Similar to corporate and government debt, the longer the bond’s maturity, the more exposure that bond holder has to interest-rate risk. This means there is a greater chance rates could rise (and prices fall) if the bond is scheduled to mature in 10-, 20- or 30-years compared to shorter-dated notes.
There are also other factors that may present downside risks to the bond’s performance, and these will also have a higher probability of occurring the longer the bond is held, such as a rating downgrade or default.
For those bond investors seeking shorter-dated notes of about a year in length or less, some examples in the municipal note market include:
- Tax Anticipation Notes (TANs): These usually invest in a GO-related project that is financed in anticipation of future tax receipts, typically from property.
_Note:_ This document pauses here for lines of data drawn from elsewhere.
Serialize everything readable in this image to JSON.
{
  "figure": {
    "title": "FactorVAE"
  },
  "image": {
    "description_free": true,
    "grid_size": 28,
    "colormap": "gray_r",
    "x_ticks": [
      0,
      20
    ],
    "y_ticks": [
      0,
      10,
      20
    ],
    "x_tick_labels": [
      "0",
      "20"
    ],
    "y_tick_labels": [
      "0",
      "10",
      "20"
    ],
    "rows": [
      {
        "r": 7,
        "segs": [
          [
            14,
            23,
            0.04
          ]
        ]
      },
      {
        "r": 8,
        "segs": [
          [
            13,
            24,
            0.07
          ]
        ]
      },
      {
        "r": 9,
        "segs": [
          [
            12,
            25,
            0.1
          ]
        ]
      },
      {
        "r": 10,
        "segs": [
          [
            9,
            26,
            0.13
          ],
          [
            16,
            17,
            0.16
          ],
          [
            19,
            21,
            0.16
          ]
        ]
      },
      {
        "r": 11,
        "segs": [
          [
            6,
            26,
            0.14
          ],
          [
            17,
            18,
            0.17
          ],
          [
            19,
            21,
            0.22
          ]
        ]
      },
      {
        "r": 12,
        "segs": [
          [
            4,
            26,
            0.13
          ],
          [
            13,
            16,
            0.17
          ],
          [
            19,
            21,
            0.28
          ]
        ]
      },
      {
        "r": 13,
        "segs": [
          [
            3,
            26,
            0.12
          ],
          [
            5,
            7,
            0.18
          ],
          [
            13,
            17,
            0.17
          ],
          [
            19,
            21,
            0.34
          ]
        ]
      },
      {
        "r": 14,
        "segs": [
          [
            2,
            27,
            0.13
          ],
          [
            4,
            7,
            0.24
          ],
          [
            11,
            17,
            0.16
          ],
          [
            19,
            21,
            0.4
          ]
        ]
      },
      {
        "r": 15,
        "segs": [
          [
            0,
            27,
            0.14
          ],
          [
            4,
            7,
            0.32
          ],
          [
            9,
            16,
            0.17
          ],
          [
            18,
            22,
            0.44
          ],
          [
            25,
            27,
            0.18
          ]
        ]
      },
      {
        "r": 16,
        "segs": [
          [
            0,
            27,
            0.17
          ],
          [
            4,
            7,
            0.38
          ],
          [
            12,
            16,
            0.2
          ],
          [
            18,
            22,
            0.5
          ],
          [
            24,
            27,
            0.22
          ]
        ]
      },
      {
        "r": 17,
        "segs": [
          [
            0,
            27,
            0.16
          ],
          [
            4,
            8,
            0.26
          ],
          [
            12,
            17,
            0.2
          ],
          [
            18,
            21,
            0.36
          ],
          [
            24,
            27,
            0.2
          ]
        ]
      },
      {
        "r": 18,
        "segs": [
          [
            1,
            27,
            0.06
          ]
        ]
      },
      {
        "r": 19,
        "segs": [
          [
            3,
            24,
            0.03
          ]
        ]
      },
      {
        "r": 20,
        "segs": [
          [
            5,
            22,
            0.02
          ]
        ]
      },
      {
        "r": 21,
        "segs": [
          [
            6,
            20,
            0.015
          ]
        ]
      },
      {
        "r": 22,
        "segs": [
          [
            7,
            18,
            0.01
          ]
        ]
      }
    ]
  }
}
A local government has come up with a $6 million budget to build a public park – the development of which has been slated for June 2017 – but the city only has $4 million in available funds.
Local officials may eye the taxes it will receive from businesses and individuals after the tax filing deadline in April of the following year and issue $2 million in TANs with a May 2018 maturity.
- Revenue Anticipation Notes (RANs): These are very similar to TANs, but the project funding is typically pegged to the anticipated revenues of federal or state subsidies.
- Tax and Revenue Anticipation Note (TRANs): A bundle of TANs and RANs.
- Bond Anticipation Notes (BANs): Here, the project financing relies on the future sale of long-term bonds.
Virginia’s Chesapeake Bay Bridge and Tunnel District sold first tier general resolution revenue bond anticipation notes in large part to help finance its Parallel Thimble Shoal Tunnel Project, as well as pay capitalized interest on the issuance.
The BANs, issued as interim financing for that project, were expected to provide interest cost savings.
Auction Rate Securities (ARS)
More complex short-dated municipal securities include ARS, which are long-term investments with interest rates that reset over short-term intervals via auctions.
In short, ARS may either be bonds, typically with tenors of 20 to 30 years, or they may be preferred shares with a cash dividend. Interest rates on both the bonds and the dividend will vary based on rates that are set through auctions. These rates are generally set at short periods, usually anywhere from 7 to 35 days.